【ソウル聯合ニュース】北朝鮮が21〜23日、朝鮮労働党中央軍事委員会拡大会議を開き、戦争抑止力強化のための重大問題や前線部隊の作戦任務追加、軍事組織改編など主な国防政策を議決した。準備が完了したとされる7回目の核実験に関する言及はなかったが、関連計画を承認した可能性もある。また前線部隊の任務に「重要軍事行動計画」を追加した。戦術核兵器の最前線配備や韓国の戦力増強計画に対応した「先制打撃」戦略戦術を加えたとみられる。

 北朝鮮の朝鮮中央通信は24日、会議で金正恩(キム・ジョンウン)国務委員長(朝鮮労働党総書記)が「いかなる敵にも圧勝する強力な自衛力を整え、祖国の尊厳と人民を守らなければならない」と強調したと伝えた。

 同通信は「朝鮮人民軍前線部隊の作戦任務に重要軍事行動計画を追加し、戦争抑止力を一層強化するための重大問題を審議して承認し、軍事組織編制の改編案を批准した」と報じた。重要軍事行動計画については具体的に言及しなかった。戦術核兵器を最前線に配備し運営するための関連任務を与え、作戦計画も修正したとみられる。有事の際、韓国の主要軍事施設などへの先制攻撃の指針も与えたとみられる。

 一方、党中央軍事委員会の副委員長に李炳哲(リ・ビョンチョル)党書記が選任されたと明らかにした。党中央軍事委員会の副委員長は朴正天(パク・ジョンチョン)氏と李氏の2人体制となった。副委員長を2人に増やしたのは、戦略兵器の開発など国防力のさらなる強化を目指す金正恩氏の意志とみられる。

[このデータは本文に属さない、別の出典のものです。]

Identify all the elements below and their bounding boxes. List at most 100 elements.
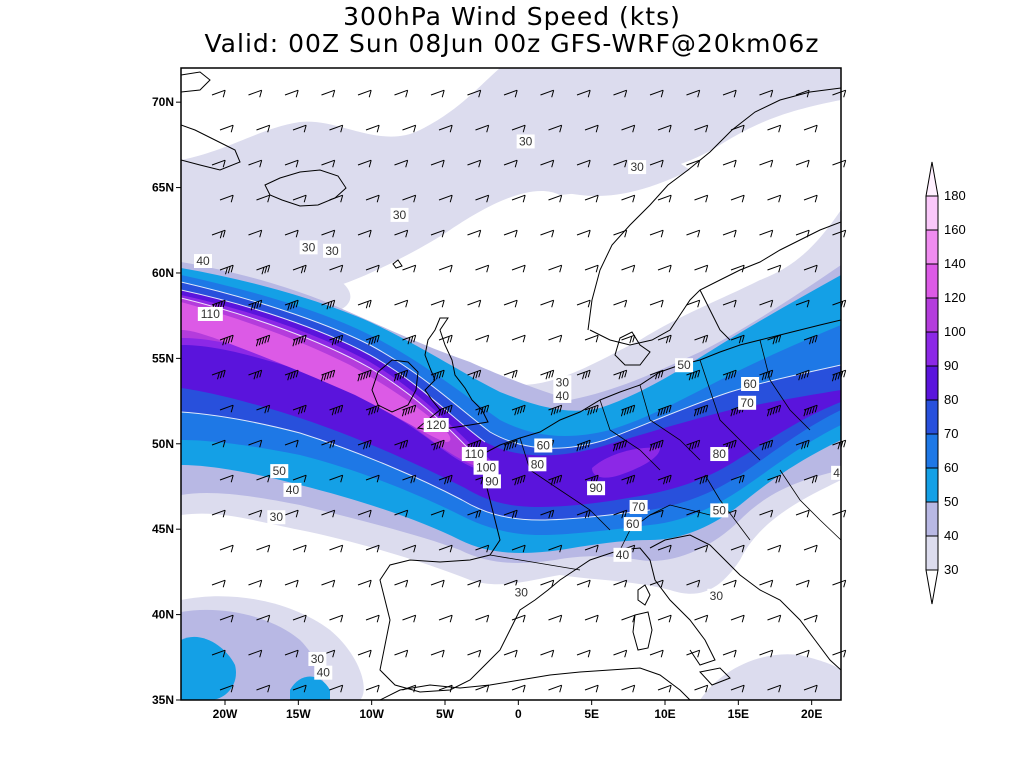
wind-barb: [759, 649, 774, 658]
wind-barb: [284, 509, 299, 518]
wind-barb: [613, 229, 628, 238]
wind-barb: [357, 439, 372, 450]
colorbar-label: 160: [944, 222, 966, 237]
contour-label: 30: [556, 375, 570, 389]
contour-label-bg: [553, 375, 572, 390]
contour-label: 40: [286, 483, 300, 497]
wind-barb: [540, 649, 555, 658]
colorbar-swatch: [925, 263, 939, 299]
wind-barb: [255, 334, 271, 347]
wind-barb: [613, 369, 628, 380]
wind-barb: [292, 264, 307, 274]
wind-barb: [256, 684, 271, 693]
wind-barb: [438, 404, 453, 417]
wind-barb: [430, 299, 445, 308]
wind-barb: [649, 299, 664, 308]
wind-barb: [694, 614, 709, 623]
wind-barb: [548, 614, 563, 623]
wind-barb: [211, 649, 226, 658]
wind-barb: [329, 264, 344, 273]
wind-barb: [365, 124, 380, 133]
colorbar-label: 30: [944, 562, 958, 577]
contour-label-bg: [423, 417, 449, 432]
contour-label: 30: [270, 510, 284, 524]
wind-barb: [438, 614, 453, 623]
wind-barb: [621, 614, 636, 623]
colorbar-swatch: [925, 365, 939, 401]
wind-barb: [832, 229, 847, 238]
wind-barb: [722, 299, 737, 308]
wind-barb: [694, 194, 709, 203]
wind-barb: [795, 579, 810, 588]
contour-label: 50: [273, 464, 287, 478]
wind-barb: [467, 299, 482, 308]
wind-barb: [365, 194, 380, 203]
wind-barb: [722, 579, 737, 588]
colorbar-label: 50: [944, 494, 958, 509]
wind-barb: [730, 544, 745, 553]
wind-barb: [795, 159, 810, 168]
wind-barb: [503, 439, 518, 452]
wind-barb: [832, 649, 847, 658]
wind-barb: [211, 229, 226, 239]
contour-label-bg: [629, 499, 648, 514]
contour-label-bg: [534, 438, 553, 453]
wind-barb: [686, 509, 701, 518]
wind-barb: [722, 159, 737, 168]
wind-barb: [219, 544, 234, 553]
colorbar-label: 40: [944, 528, 958, 543]
wind-barb: [686, 439, 701, 451]
colorbar-label: 140: [944, 256, 966, 271]
wind-barb: [621, 264, 636, 273]
wind-barb: [430, 439, 445, 451]
contour-label-bg: [831, 465, 843, 480]
wind-barb: [394, 229, 409, 238]
wind-barb: [548, 124, 563, 133]
wind-barb: [475, 404, 490, 416]
wind-barb: [393, 369, 409, 382]
wind-barb: [649, 439, 664, 452]
wind-barb: [686, 649, 701, 658]
lat-tick-label: 65N: [152, 181, 174, 195]
wind-barb: [730, 124, 745, 133]
wind-barb: [548, 194, 563, 203]
colorbar-swatch: [925, 467, 939, 503]
contour-label: 40: [317, 666, 331, 680]
wind-barb: [511, 334, 526, 343]
lon-tick-label: 20E: [801, 707, 822, 721]
colorbar-label: 180: [944, 188, 966, 203]
wind-barb: [430, 649, 445, 658]
wind-barb: [321, 89, 336, 98]
wind-barb: [576, 89, 591, 98]
wind-barb: [365, 614, 380, 623]
wind-barb: [430, 509, 445, 518]
colorbar-swatch: [925, 195, 939, 231]
wind-barb: [292, 124, 307, 133]
contour-label-bg: [613, 547, 632, 562]
contour-label: 80: [713, 447, 727, 461]
wind-barb: [438, 124, 453, 133]
wind-barb: [621, 474, 636, 485]
coast-scandinavia: [587, 87, 841, 346]
wind-barb: [576, 369, 591, 380]
wind-barb: [467, 579, 482, 588]
contour-label: 60: [537, 438, 551, 452]
colorbar-swatch: [925, 399, 939, 435]
lat-tick-label: 60N: [152, 266, 174, 280]
wind-barb: [394, 509, 409, 518]
contour-label-bg: [738, 395, 757, 410]
contour-label-bg: [267, 510, 286, 525]
contour-label-bg: [710, 447, 729, 462]
wind-barb: [511, 124, 526, 133]
wind-barb: [329, 194, 344, 203]
wind-barb: [657, 614, 672, 623]
wind-barb: [357, 579, 372, 588]
wind-barb: [795, 229, 810, 238]
wind-barb: [767, 614, 782, 623]
contour-label: 30: [519, 134, 533, 148]
wind-barb: [803, 334, 818, 345]
wind-barb: [256, 404, 271, 414]
colorbar-lower-arrow: [925, 569, 939, 605]
wind-barb: [767, 264, 782, 273]
lat-tick-label: 50N: [152, 437, 174, 451]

 核実験に関する言及はなかったが、戦術核兵器の実戦配備を考慮しているなら、核実験を通じて戦術核の技術的な完成度を高めることが欠かせないため、非公開で関連計画を承認した可能性がある。

 北朝鮮は通常、党中央軍事委員会拡大会議を1日開催しているが、今回は3日間開き、金正恩氏がいずれも出席した。